Así avanza la ola criminal, estableciendo “El reinado de la libertad“, como dice La Nación Argentina, el diario de Mitre.
Sarmiento sigue con sus aplausos: “Los gauchos son bípedos implumes de tan infame condición, que nada se gana con tratarlos mejor”, dice el apóstol de la civilización. Los pobres criollos que caen en manos de los libertadores, sólo pueden exclamar ¡Viva Urquiza! al sentir el filo de la cuchilla. Algunos consiguen disparar al monte a hacer una vida de animales bravíos.
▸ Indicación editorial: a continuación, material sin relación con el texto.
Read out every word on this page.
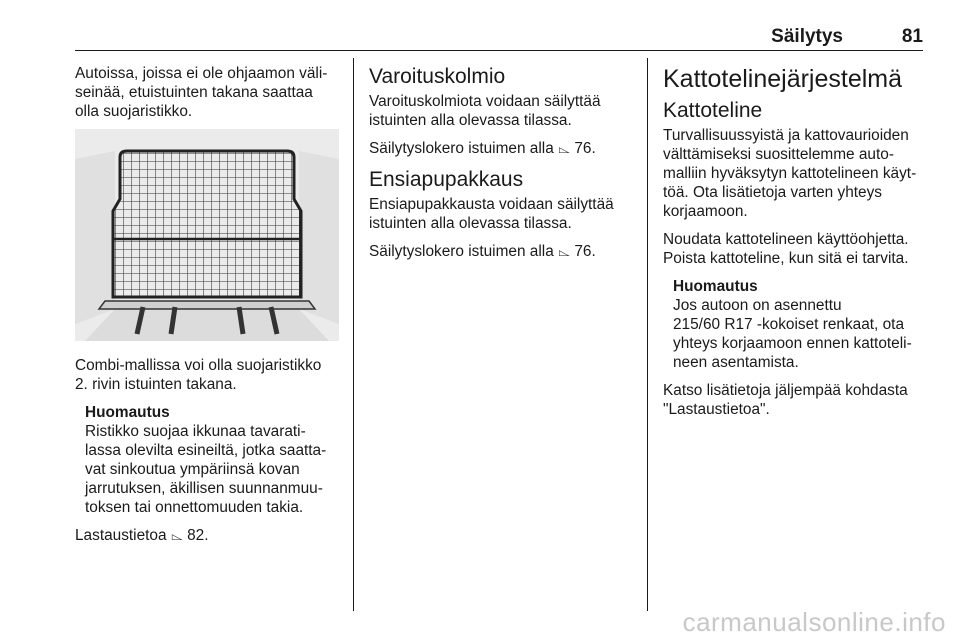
Säilytys	81

Autoissa, joissa ei ole ohjaamon väli-
seinää, etuistuinten takana saattaa
olla suojaristikko.

Combi-mallissa voi olla suojaristikko
2. rivin istuinten takana.

Huomautus
Ristikko suojaa ikkunaa tavarati-
lassa olevilta esineiltä, jotka saatta-
vat sinkoutua ympäriinsä kovan
jarrutuksen, äkillisen suunnanmuu-
toksen tai onnettomuuden takia.

Lastaustietoa ⌳ 82.

Varoituskolmio

Varoituskolmiota voidaan säilyttää
istuinten alla olevassa tilassa.

Säilytyslokero istuimen alla ⌳ 76.

Ensiapupakkaus

Ensiapupakkausta voidaan säilyttää
istuinten alla olevassa tilassa.

Säilytyslokero istuimen alla ⌳ 76.

Kattotelinejärjestelmä
Kattoteline

Turvallisuussyistä ja kattovaurioiden
välttämiseksi suosittelemme auto-
malliin hyväksytyn kattotelineen käyt-
töä. Ota lisätietoja varten yhteys
korjaamoon.

Noudata kattotelineen käyttöohjetta.
Poista kattoteline, kun sitä ei tarvita.

Huomautus
Jos autoon on asennettu
215/60 R17 -kokoiset renkaat, ota
yhteys korjaamoon ennen kattoteli-
neen asentamista.

Katso lisätietoja jäljempää kohdasta
"Lastaustietoa".

carmanualsonline.info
Seguirá la matanza en Córdoba, San Luis, Mendoza, San Juan, La Rioja, mientras se oiga el ¡Viva Urquiza! en alguna pulpería o se vea la roja cinta de la infamia. Que viva Urquiza mientras mueren los federales. Y Urquiza vive tranquilo en su palacio San José de Entre Ríos, porque ha concertado con Mitre que se le deje su fortuna y su gobierno a condición de abandonar a los federales. Dentro de poco hará votar por Mitre en las elecciones de presidente.
“Pavón no es solo una “victoria militar –escribe Mitre o su ministro de Guerra– es sobre todo el triunfo de la civilización sobre los elementos de la barbarie”.

El Chacho Peñaloza
Fue entonces que se alzó la noble figura del general Ángel Vicente Peñaloza, llamado el “Chacho” por todos. Era brigadier de la Nación y jefe del III ejército nacional acantonado en Cuyo. Al ver que los libertadores proceden de esa manera, escribe a uno de ellos, el general Antonino Taboada, el 8 de febrero de 1862: “¿Por qué hacen una guerra a muerte entre hermanos con hermanos?”, contraria a la hidalguía de la raza. No hay objeto porque Urquiza ya no vuelve más y los federales han aceptado su derrota. Pero de allí a exterminarlos, va mucho “¿No es de temer que las generaciones futuras nos imitaran tan pernicioso ejemplo?”.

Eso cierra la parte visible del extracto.